Uneven Grounds (Live Exhibit)

The App

How can immersive storytelling and embodied ways of learning help us grapple with the effects of environmental racism?  How do urban waste practices reproduce social and racial hierarchies, and how might forms of being with urban waste lead to activist pressure and better policy? Wastescapes is an augmented reality app that guides cyclists through waste sites in Montreal, a city known for its commitment to cycling and zero waste. Like the game Pokéman, an individual has to physically be at the location in order to activate the associated media. When a cyclist arrives at a chosen site, the app “unlocks” audio, text and still images that address the future plans and environmental histories of the communities that live nearby.

 

With environmental justice as a key critical lens, our objective is to help residents, students and cyclists perceive waste at different scales, from the individual to the communal, from the regional to the global. Our aim is that the app serve as a prompt for people to consider the proximities, practices and unequal distributions of waste and its impacts.

The Interceptor Shaft

 

There are over 60 unmarked buildings dotting the city of Montreal, with no address, little signage, and distinguished only by graffiti. These inspection shafts are part of a vast network of underground tunnels that make up the public sewer system. You only notice this kind of infrastructure when it breaks down, as in 2015, when the Southeast interceptor was shut down and eight billion litres of raw sewage flowed into the St-Lawrence River. Nearby, a stunning patch of Red Pine trees rims the bike path, its role as infrastructure equally unmarked. Its network of roots manages water flows and filters run-off for the city, its boughs filter the air and cool rising temperatures. At the same time, the trees offer critical shelter to those living in the encampments that rise up along the bike path as it skirts the city’s southern shore; on one side, Mercier and Montreal-Est, neighborhoods of Montreal’s east end; on the other, the industrial waterfront and the Port of Montreal. Subject to recurring eviction and removal by the City, the tents quietly testify to the failings of public infrastructure, as if to say, infrastructure for what or for whom?

The Park

 

Cautionary signage at once marks and normalizes the risk of leaks, contamination, disaster. Once read, the meaning of such notices quickly slips from view. In Parc Hotel-de-Ville, a narrow perch by the St-Lawrence, the signs mark the underground network of pipelines that move gas to the Enbridge transfer station and ships nearby. These pipelines shuttle fuel and chemicals from the refineries just north to the shipping routes in the port.  Nearby, seniors sit contemplating the river view. Biking into the park means riding past the retirement home, Résidence les Pléiades, not 10 metres from the transfer station. A Rassemblement sign informs workers where to gather in the event of an unspecified emergency. For a newcomer, it’s a shock to the senses; a reminder of the gas industry’s volatility and the fragility of bodies at play nearby. Whose lives are valued under the sign of petro-capitalism?

The Container

Following the bike path into Montreal-Est along the St. Lawrence, what you notice first is the heavy smell of chemical waste: sulphur, mercaptans, hydrocarbons. Bad eggs, dank garages, cabbage gone sour. Downwind from the refinery district, the smell is a reminder that the massive steel containers to our right hold thousands of cubic metres of gas and petro-chemicals. On either side of this narrow concrete path, there are fences, security cameras, and barbed wire. “Do not enter.” “Video surveillance” “Danger.” “Explosives.” Cycling ahead, we see posted notices about soil remediation projects and warnings to stay away, marking a toxic history of waste along this stretch of waterfront.
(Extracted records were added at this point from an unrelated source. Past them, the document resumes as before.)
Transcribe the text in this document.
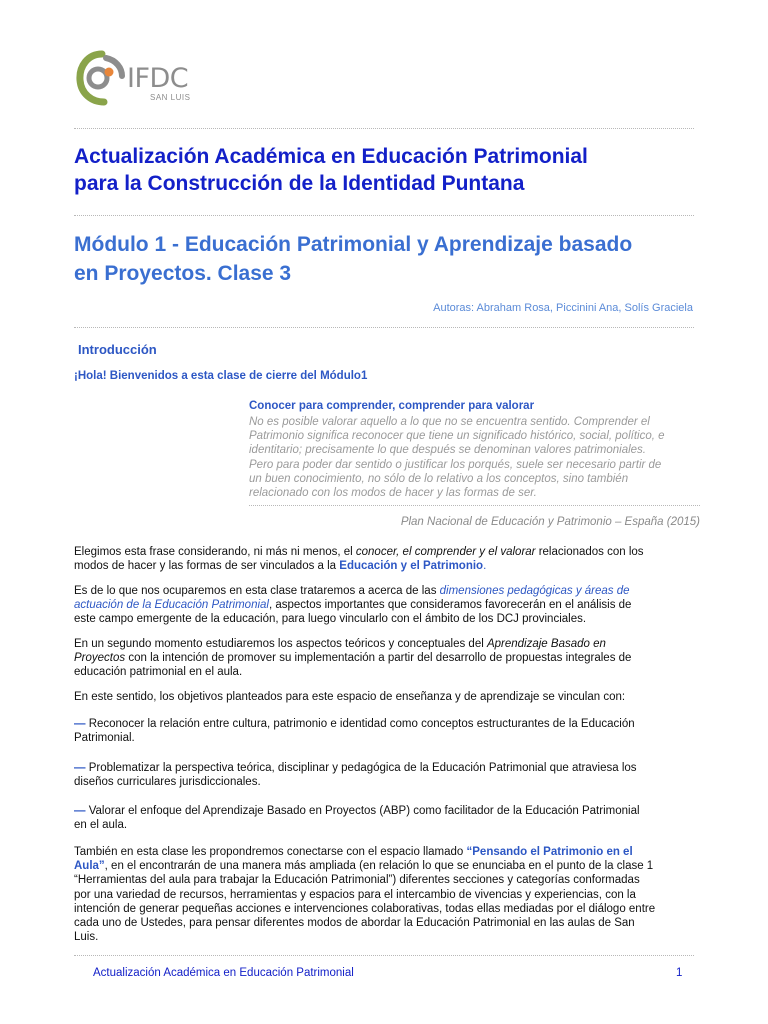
IFDC
SAN LUIS
Actualización Académica en Educación Patrimonial
para la Construcción de la Identidad Puntana
Módulo 1 - Educación Patrimonial y Aprendizaje basado
en Proyectos. Clase 3
Autoras: Abraham Rosa, Piccinini Ana, Solís Graciela
Introducción
¡Hola! Bienvenidos a esta clase de cierre del Módulo1
Conocer para comprender, comprender para valorar
No es posible valorar aquello a lo que no se encuentra sentido. Comprender el
Patrimonio significa reconocer que tiene un significado histórico, social, político, e
identitario; precisamente lo que después se denominan valores patrimoniales.
Pero para poder dar sentido o justificar los porqués, suele ser necesario partir de
un buen conocimiento, no sólo de lo relativo a los conceptos, sino también
relacionado con los modos de hacer y las formas de ser.
Plan Nacional de Educación y Patrimonio – España (2015)
Elegimos esta frase considerando, ni más ni menos, el conocer, el comprender y el valorar relacionados con los
modos de hacer y las formas de ser vinculados a la Educación y el Patrimonio.
Es de lo que nos ocuparemos en esta clase trataremos a acerca de las dimensiones pedagógicas y áreas de
actuación de la Educación Patrimonial, aspectos importantes que consideramos favorecerán en el análisis de
este campo emergente de la educación, para luego vincularlo con el ámbito de los DCJ provinciales.
En un segundo momento estudiaremos los aspectos teóricos y conceptuales del Aprendizaje Basado en
Proyectos con la intención de promover su implementación a partir del desarrollo de propuestas integrales de
educación patrimonial en el aula.
En este sentido, los objetivos planteados para este espacio de enseñanza y de aprendizaje se vinculan con:
— Reconocer la relación entre cultura, patrimonio e identidad como conceptos estructurantes de la Educación
Patrimonial.
— Problematizar la perspectiva teórica, disciplinar y pedagógica de la Educación Patrimonial que atraviesa los
diseños curriculares jurisdiccionales.
— Valorar el enfoque del Aprendizaje Basado en Proyectos (ABP) como facilitador de la Educación Patrimonial
en el aula.
También en esta clase les propondremos conectarse con el espacio llamado “Pensando el Patrimonio en el
Aula”, en el encontrarán de una manera más ampliada (en relación lo que se enunciaba en el punto de la clase 1
“Herramientas del aula para trabajar la Educación Patrimonial”) diferentes secciones y categorías conformadas
por una variedad de recursos, herramientas y espacios para el intercambio de vivencias y experiencias, con la
intención de generar pequeñas acciones e intervenciones colaborativas, todas ellas mediadas por el diálogo entre
cada uno de Ustedes, para pensar diferentes modos de abordar la Educación Patrimonial en las aulas de San
Luis.
Actualización Académica en Educación Patrimonial	1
Across the street, and into the neighborhood, sits a small park with empty swings. Another strategy of mitigation and containment? The containers are sites of enormous risk, but considerable effort has gone into minimizing the threat and making us feel comfortable. Yet the park remains empty, over days of biking to and from the containers. Who holds the trauma of life lived or worked alongside the petro-chemical regime? And how might seeing, biking and thinking generate new forms of solidarity and action?

The Bike

 

In the spring of 2020, we biked every day, with friends or students, alone or together, through areas of Montreal outside our typical comings and goings. The goal was to follow the waste, to see where it goes and understand more about what being there might mean in terms of understanding the scale and effects of our waste streams. We were planning an undergraduate class at the university where we teach, and the hunch was that the bike offered a particular way of gathering students and inviting them into a challenging issue: close to the ground, fully embodied, exposed to the elements, and often quite fun. Yet bikes aren’t always cheap, and a new bike path can anticipate strategic investments and pending gentrification. It doesn’t have to be that way, especially in neighborhoods marked by waste repositories or heavy industry. As a good alternative to high-energy forms of transportation, the view from a bike is never easy—ephemeral, mobile, requiring considerable effort. You have to work to be there. Your legs are pumping, your heart races. You feel the grit settle on your skin, and your vulnerability is tangible amidst the heavy trucks or the air thick with gas fumes. Less pleasure-cruise, more skin in the game, the bike offers a different mode of attention: a slower, implicated view of a city grappling with capital’s refuse.